According to a 2023 report released by the Attorney General of Maryland, at least 39 people have claimed that Maskell was sexually abusive towards them or someone that they know.

===Murder of Catherine Cesnik===

In 1969, toward the end of the school year, Wehner allegedly confided about the abuse to Catherine Cesnik, a popular nun among the students. Cesnik promised she would help, but was then transferred along with her friend, Sister Helen Russell Phillips, to Western High School for a public school outreach teaching program. Cesnik disappeared on November 7, 1969, and her body was eventually discovered on January 3, 1970. Four days after her disappearance, 20-year-old Joyce Malecki also disappeared in a nearby region. Wehner alleged that shortly after Cesnik's disappearance, Maskell took her to a wooded area to see Cesnik's decomposing body and stated, "You see what happens when you say bad things about people?"

After his death, Maskell's body was exhumed and his DNA was tested against DNA discovered on Cesnik's body. Although his DNA did not match, he was not formally ruled out as a suspect.

==Lawsuit==
In 1992, the second sexual abuse allegation against Maskell was made public by Wehner. He was removed from the ministry that year, and sent for evaluation and "treatment" at The Institute of Living. Maskell was reinstated in 1993 after the Archdiocese claimed it was unable to corroborate the allegation through an internal investigation. However, on September 8, 1993, criminal charges regarding Wehner's allegation were filed through Maryland Deputy Attorney General Ralph S. Tyler III. The lawsuit was dropped after the court rejected repressed memories as a scientifically proven memory mechanism. In 1994, another lawsuit was filed by Wehner, this time with Lancaster and four others, included allegations against gynecologist Christian Richter, who engaged in abuse with Maskell. Lawyers representing the Archdiocese were able to have the second lawsuit dropped due to the statute of limitations.

Maskell was removed from the ministry on July 31, 1994. That same year, following the abuse allegations, Maskell fled to Wexford, Ireland, and was placed on "temporary leave". He was ordered not to perform any of his priestly duties. However, Maskell continued to practice psychology. According to Lancaster, "We do have word that there are two victims coming forward in Ireland."
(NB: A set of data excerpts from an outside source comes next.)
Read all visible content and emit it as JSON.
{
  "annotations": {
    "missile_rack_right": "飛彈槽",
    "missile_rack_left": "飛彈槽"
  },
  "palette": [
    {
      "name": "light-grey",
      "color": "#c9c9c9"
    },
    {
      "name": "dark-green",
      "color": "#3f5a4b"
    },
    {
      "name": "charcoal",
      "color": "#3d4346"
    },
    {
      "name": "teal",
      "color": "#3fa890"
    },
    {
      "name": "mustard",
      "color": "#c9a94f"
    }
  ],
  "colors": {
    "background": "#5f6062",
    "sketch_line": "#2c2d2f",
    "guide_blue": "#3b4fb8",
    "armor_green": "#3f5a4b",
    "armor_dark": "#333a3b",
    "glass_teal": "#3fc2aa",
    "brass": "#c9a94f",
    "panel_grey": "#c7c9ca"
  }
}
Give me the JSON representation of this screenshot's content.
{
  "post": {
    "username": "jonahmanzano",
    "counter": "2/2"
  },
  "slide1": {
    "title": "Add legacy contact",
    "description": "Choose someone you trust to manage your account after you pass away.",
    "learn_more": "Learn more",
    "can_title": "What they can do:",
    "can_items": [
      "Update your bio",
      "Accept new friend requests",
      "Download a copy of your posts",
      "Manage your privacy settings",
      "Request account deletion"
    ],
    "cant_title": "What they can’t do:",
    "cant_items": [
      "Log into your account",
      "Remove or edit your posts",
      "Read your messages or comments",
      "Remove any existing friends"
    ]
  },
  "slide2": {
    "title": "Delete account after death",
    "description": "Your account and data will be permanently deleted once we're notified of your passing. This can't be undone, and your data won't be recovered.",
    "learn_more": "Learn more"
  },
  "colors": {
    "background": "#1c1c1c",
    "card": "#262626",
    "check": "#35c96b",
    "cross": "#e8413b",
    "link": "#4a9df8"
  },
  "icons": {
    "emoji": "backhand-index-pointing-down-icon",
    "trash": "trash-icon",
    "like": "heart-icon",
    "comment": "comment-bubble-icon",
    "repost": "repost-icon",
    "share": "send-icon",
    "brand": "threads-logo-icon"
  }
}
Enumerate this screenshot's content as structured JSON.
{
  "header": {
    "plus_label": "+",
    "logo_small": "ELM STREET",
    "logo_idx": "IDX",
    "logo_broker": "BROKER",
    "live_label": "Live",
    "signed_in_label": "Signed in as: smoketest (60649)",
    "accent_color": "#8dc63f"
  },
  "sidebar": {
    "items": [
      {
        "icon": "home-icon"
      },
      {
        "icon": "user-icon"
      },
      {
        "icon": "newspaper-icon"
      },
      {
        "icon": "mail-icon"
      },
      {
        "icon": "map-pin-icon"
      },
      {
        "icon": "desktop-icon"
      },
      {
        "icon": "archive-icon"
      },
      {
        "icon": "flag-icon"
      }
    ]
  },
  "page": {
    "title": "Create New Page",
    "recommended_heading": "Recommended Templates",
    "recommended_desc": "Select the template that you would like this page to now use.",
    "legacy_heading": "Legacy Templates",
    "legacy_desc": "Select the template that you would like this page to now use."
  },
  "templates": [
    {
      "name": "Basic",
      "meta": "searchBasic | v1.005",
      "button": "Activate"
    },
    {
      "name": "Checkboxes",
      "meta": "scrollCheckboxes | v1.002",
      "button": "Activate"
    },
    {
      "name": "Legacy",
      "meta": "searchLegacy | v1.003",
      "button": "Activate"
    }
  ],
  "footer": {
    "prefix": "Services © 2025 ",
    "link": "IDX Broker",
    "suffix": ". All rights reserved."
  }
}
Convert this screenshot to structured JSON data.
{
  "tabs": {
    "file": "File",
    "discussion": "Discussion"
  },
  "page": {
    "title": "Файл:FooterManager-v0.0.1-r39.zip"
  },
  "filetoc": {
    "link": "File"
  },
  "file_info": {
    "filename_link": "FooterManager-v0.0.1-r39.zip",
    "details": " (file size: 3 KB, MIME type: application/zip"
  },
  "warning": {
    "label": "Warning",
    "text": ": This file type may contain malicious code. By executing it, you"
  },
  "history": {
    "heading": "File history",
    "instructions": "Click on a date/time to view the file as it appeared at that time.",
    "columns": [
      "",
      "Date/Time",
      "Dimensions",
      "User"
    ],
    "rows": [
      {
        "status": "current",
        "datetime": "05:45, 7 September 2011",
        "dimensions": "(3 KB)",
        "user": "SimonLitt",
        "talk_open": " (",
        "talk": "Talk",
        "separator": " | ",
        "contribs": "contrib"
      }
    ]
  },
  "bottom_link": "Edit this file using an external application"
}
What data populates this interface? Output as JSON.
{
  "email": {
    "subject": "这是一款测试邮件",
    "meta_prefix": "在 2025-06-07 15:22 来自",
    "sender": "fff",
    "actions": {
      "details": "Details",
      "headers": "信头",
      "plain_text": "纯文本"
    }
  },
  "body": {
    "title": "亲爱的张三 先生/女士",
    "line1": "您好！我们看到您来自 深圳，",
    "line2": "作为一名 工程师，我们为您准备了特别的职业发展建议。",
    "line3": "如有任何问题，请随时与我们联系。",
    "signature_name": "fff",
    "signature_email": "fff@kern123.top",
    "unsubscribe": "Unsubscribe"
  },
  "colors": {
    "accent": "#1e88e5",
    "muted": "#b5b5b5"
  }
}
The Diocese of Ferns was not made aware of Maskell's presence in Ireland by the archdiocese and it was only discovered after Maskell celebrated Mass without approval. Ferns Diocese kept a file on Maskell dating from April 19, 1995, to September 22, 1998. On June 25, 1996, Ferns Diocese, after requesting information from Baltimore regarding Maskell, was informed that he was placed on leave following accusations of sexual abuse and that his whereabouts were unknown to the Archdiocese.

==Death==
He claimed his innocence until his death due to a stroke on May 7, 2001. Maskell's body was exhumed on February 28, 2017, prior to the release of the Netflix documentary series The Keepers, for DNA testing involving the murder of Cathy Cesnik. Maskell's DNA did not match the forensic profile from 1970, although investigators noted that this did not definitively rule him out as a suspect. Though never formally charged, the Archdiocese of Baltimore had settled with sixteen of Maskell's possible victims for a total of $472,000.

==HSE investigation in Ireland==
In July 2017, the Health Service Executive (HSE) in Ireland opened an investigation into the employment of Maskell. As of October 2019, the HSE refused to offer any timeframe for the investigation. Abbie Schaub, a former student of Cesnik, expressed frustration that the HSE refused to release documentation to her concerning how Maskell was hired by the Eastern Health Board in 1995. She said: "Fr Maskell's employment, working with youngsters for the Irish health board, after he fled a trial for sexual abuse of minors in America, is cause for public concern. If there were problems in the background check system, these should be discussed and corrected."